An entity shall not prepare its financial statements on a going concern basis if management determines after the reporting period either that it intends to liquidate the entity or to cease trading, or that it has no realistic alternative but to do so.
An entity shall disclose the date when the financial statements were authorised for issue and who gave that authorisation. If the entity’s owners or others have the power to amend the financial statements after issue, the entity shall disclose that fact.
If an entity receives information after the reporting period about conditions that existed at the end of the reporting period, it shall update disclosures that relate to those conditions, in the light of the new information.

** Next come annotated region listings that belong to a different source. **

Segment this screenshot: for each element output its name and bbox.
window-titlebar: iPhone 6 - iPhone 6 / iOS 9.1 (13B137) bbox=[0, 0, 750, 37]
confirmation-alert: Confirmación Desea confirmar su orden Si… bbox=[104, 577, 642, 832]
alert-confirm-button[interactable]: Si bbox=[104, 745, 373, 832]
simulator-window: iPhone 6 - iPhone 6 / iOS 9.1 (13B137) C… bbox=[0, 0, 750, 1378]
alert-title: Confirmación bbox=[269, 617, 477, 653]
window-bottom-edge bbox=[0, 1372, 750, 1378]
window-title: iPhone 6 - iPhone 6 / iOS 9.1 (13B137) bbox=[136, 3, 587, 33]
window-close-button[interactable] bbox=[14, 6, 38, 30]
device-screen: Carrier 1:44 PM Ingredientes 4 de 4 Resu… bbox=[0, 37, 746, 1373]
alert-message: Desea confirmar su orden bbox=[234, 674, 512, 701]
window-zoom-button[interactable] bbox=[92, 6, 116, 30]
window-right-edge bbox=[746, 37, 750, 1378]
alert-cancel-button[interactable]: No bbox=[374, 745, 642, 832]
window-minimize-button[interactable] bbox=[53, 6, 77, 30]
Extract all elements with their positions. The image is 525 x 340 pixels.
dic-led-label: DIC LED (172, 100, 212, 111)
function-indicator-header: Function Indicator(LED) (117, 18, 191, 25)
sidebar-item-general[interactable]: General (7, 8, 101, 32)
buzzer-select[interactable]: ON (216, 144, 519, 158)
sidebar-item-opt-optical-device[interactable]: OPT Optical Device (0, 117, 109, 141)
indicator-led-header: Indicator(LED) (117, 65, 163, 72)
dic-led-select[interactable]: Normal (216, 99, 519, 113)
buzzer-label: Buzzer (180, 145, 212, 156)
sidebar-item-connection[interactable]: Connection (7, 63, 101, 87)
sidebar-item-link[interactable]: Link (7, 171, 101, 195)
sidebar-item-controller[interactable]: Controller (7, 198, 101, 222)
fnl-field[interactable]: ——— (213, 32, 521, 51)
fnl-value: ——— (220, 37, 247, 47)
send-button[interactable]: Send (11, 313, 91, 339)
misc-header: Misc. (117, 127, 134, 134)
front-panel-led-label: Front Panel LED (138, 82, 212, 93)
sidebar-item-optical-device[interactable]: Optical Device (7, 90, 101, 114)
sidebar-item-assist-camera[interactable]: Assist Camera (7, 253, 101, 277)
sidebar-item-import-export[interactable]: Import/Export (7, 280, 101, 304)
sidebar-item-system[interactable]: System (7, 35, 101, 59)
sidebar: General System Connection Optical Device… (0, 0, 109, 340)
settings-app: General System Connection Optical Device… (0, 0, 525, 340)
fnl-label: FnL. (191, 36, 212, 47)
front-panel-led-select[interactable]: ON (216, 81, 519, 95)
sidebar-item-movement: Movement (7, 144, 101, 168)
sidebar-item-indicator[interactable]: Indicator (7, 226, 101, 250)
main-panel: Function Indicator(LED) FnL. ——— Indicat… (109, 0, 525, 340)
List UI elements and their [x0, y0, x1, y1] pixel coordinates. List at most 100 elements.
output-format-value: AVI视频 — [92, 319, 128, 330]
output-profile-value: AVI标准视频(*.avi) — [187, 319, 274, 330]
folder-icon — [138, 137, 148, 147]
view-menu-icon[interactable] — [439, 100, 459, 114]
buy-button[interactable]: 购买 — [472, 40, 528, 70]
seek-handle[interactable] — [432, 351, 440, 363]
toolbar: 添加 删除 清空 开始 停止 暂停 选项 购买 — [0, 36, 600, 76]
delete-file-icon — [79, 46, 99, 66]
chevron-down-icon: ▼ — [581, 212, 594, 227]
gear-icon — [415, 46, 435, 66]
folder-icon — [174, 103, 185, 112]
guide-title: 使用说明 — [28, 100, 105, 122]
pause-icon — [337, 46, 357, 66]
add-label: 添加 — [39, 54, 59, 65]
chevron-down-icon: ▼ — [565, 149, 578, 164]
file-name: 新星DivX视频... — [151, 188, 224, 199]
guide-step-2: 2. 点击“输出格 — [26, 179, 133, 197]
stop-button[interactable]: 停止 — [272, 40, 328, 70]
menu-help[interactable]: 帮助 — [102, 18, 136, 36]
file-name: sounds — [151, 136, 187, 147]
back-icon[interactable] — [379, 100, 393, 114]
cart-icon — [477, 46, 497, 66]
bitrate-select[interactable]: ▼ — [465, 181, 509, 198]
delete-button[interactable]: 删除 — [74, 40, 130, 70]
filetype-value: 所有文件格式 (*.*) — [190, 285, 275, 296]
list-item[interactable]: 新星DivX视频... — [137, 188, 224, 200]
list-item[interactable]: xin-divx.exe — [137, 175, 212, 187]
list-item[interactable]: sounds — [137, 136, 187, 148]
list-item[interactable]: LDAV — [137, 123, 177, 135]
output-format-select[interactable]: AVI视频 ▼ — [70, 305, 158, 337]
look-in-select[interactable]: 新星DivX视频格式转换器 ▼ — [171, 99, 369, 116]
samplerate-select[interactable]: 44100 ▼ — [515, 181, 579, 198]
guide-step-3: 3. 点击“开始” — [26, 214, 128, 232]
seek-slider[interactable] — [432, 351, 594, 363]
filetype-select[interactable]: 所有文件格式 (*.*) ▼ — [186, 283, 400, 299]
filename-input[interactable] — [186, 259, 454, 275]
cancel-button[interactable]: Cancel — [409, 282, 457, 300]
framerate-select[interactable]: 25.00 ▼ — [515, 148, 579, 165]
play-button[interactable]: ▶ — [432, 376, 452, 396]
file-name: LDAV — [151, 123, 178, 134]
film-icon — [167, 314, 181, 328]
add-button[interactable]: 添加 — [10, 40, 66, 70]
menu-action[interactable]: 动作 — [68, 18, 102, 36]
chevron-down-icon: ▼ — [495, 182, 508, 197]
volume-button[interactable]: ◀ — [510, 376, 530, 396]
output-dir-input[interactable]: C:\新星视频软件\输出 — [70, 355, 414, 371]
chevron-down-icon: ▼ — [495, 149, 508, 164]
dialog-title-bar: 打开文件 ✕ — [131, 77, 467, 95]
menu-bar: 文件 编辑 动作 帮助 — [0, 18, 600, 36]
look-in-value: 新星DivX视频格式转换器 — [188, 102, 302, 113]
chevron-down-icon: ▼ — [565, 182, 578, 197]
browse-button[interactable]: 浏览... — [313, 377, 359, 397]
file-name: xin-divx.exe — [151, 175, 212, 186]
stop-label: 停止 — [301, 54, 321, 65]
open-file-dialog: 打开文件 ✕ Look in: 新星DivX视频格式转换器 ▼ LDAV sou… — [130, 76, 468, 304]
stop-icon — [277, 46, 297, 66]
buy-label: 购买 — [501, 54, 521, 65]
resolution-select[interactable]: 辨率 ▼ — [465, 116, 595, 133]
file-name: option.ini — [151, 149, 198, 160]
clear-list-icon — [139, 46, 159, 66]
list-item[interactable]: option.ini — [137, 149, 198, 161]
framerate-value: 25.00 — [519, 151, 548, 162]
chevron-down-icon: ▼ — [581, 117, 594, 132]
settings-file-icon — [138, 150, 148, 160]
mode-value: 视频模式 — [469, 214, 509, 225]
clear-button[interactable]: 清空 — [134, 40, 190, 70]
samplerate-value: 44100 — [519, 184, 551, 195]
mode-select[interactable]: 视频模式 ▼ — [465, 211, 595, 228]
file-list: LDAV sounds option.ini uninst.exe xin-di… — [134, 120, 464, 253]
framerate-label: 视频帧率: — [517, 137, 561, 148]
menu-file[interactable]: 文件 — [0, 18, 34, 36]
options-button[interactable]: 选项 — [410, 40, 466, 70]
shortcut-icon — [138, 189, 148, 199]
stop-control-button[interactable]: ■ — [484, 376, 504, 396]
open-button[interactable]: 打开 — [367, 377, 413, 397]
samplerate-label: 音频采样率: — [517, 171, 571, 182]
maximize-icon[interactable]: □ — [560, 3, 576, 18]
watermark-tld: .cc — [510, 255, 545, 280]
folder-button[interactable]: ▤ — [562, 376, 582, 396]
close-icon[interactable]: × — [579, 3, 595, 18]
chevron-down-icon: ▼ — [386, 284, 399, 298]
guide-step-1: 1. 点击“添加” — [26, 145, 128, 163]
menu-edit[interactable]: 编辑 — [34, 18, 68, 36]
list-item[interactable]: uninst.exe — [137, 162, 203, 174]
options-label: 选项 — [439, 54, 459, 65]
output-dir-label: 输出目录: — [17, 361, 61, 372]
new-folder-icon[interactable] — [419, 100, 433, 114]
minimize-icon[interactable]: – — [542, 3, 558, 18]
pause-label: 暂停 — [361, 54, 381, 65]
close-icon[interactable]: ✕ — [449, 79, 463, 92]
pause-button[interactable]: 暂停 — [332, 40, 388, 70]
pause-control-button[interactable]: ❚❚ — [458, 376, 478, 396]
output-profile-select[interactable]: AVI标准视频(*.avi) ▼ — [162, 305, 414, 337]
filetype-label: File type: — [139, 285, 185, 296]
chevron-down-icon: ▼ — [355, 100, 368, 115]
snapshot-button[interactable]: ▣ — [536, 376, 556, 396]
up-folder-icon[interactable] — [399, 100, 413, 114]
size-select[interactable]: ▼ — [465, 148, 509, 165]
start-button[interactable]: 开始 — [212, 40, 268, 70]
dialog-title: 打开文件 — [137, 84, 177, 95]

Non-adjusting events after the reporting period
If non-adjusting events after the reporting period are material, non-disclosure could influence the economic decisions that users make on the basis of the financial statements. Accordingly, an entity shall disclose the following for each material category of non-adjusting event after the reporting period:
(a) the nature of the event; and
(b) an estimate of its financial effect, or a statement that such an estimate cannot be made.
The following are examples of non-adjusting events after the reporting period that would generally result in disclosure:
(a) a major business combination after the reporting period (IFRS 3 Business
Combinations requires specific disclosures in such cases) or disposing of a
(b) announcing a plan to discontinue an operation;
(c) major purchases of assets, classification of assets as held for sale in accordance with IFRS 5 Non-current Assets Held for Sale and Discontinued Operations, other disposals of assets, or expropriation of major assets by government;
(d) the destruction of a major production plant by a fire after the reporting period;
(e) announcing, or commencing the implementation of, a major restructuring (see IAS 37);
(f) major ordinary share transactions and potential ordinary share transactions after the reporting period (IAS 33 Earnings per Share requires an entity to disclose a description of such transactions, other than when such transactions involve capitalisation or bonus issues, share splits or reverse share splits all of which are required to be adjusted under IAS 33);
(g) abnormally large changes after the reporting period in asset prices or foreign exchange rates;
(h) changes in tax rates or tax laws enacted or announced after the reporting period that have a significant effect on current and deferred tax assets and liabilities (see IAS 12 Income Taxes);
(i) entering into significant commitments or contingent liabilities, for example, by issuing significant guarantees; and
(j) commencing major litigation arising solely out of events that occurred after the reporting period.
An entity shall apply this Standard for annual periods beginning on or after 1 January 2005. Earlier application is encouraged. If an entity applies this Standard for a period beginning before 1 January 2005, it shall disclose that fact.